At a meeting in Brussels the foreign ministers of EU states introduced new sanctions against Russian officials over the jailing of Kremlin critic Alexei Navalny. In the coming weeks those deemed responsible for Navalny's imprisonment will be confronted with EU travel bans and having their assets frozen.
For the Süddeutsche Zeitung the most recent sanctions are nothing more than an expression of cluelessness:
“In reality the punitive measures no longer have any practical effect. Russia has been over-sanctioned to the point of ineffectiveness. ... The Trump administration with its third-party sanctions had already pushed punishment policy ad absurdum. Russia is now showing the world how to become immune to sanctions. A form of analgesia seems to have set in. Either the EU has to tighten the screws (by stopping Nord Stream 2) or it has to find other levers to enforce its interests.”

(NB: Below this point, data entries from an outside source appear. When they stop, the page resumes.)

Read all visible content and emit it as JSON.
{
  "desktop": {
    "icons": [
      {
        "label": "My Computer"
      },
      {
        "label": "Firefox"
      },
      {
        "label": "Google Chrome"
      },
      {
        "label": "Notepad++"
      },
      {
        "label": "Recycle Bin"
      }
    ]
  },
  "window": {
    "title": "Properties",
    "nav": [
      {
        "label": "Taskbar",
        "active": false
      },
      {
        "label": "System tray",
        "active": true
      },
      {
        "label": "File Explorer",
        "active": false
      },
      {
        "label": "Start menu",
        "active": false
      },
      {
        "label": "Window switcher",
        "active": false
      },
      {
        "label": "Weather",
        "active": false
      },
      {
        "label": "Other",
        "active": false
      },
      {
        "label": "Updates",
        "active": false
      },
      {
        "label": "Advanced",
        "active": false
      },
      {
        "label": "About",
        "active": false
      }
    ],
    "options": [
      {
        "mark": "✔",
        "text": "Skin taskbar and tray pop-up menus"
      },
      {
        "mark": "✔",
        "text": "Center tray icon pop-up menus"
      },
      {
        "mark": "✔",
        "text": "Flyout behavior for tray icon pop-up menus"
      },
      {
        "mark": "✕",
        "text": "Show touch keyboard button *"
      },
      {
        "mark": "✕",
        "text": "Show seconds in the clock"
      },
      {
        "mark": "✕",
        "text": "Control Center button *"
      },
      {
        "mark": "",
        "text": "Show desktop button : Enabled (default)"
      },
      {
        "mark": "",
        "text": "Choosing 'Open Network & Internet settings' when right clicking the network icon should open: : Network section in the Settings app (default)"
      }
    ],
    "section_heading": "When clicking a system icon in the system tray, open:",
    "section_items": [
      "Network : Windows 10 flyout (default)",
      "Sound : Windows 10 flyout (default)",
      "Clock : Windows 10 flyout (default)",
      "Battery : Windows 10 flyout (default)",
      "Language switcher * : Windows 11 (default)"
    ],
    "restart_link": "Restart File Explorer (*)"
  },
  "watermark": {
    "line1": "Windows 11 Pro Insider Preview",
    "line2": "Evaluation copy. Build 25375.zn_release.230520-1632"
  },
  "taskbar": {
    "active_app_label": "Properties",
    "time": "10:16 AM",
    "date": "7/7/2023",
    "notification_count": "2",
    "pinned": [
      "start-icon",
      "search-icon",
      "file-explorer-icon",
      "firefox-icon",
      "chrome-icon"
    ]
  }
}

Too dependent for real punishment
The EU is too reliant on Russia to really crack down, La Vanguardia observes:
“Almost two-thirds of the oil imported by the EU comes from Russia, which is also its main supplier of natural gas (40 percent). Being dependent for energy on a country with which it is in constant conflict is risky because it makes the EU vulnerable. If Moscow decides to turn off the tap, Europe would have a serious problem. So as the EU prepares new sanctions, it is conscious of the need to maintain contact with Russia because it needs the country's support in various international conflicts, such as the nuclear deal with Iran, the wars in Syria and Libya, and the climate crisis.”
The Kremlin has no need to take the EU seriously
Russia is currently too successful in its little game with Europe to feel any fear of it, Hospodářské noviny warns:
“The debates about the Sputnik V vaccine show what Moscow's main goal is: to intensify the uncertainty in which are Europeans living in the pandemic and to drive wedges between member states. ... The addition of four people to the sanctions list, which at any rate will need to be confirmed at the March summit of heads of state and government, will be a source of jubilation rather than serious concern in the Kremlin. While the ministers were sitting in their meeting, Putin was skiing with Belarus's leader Lukashenka in Sochi.”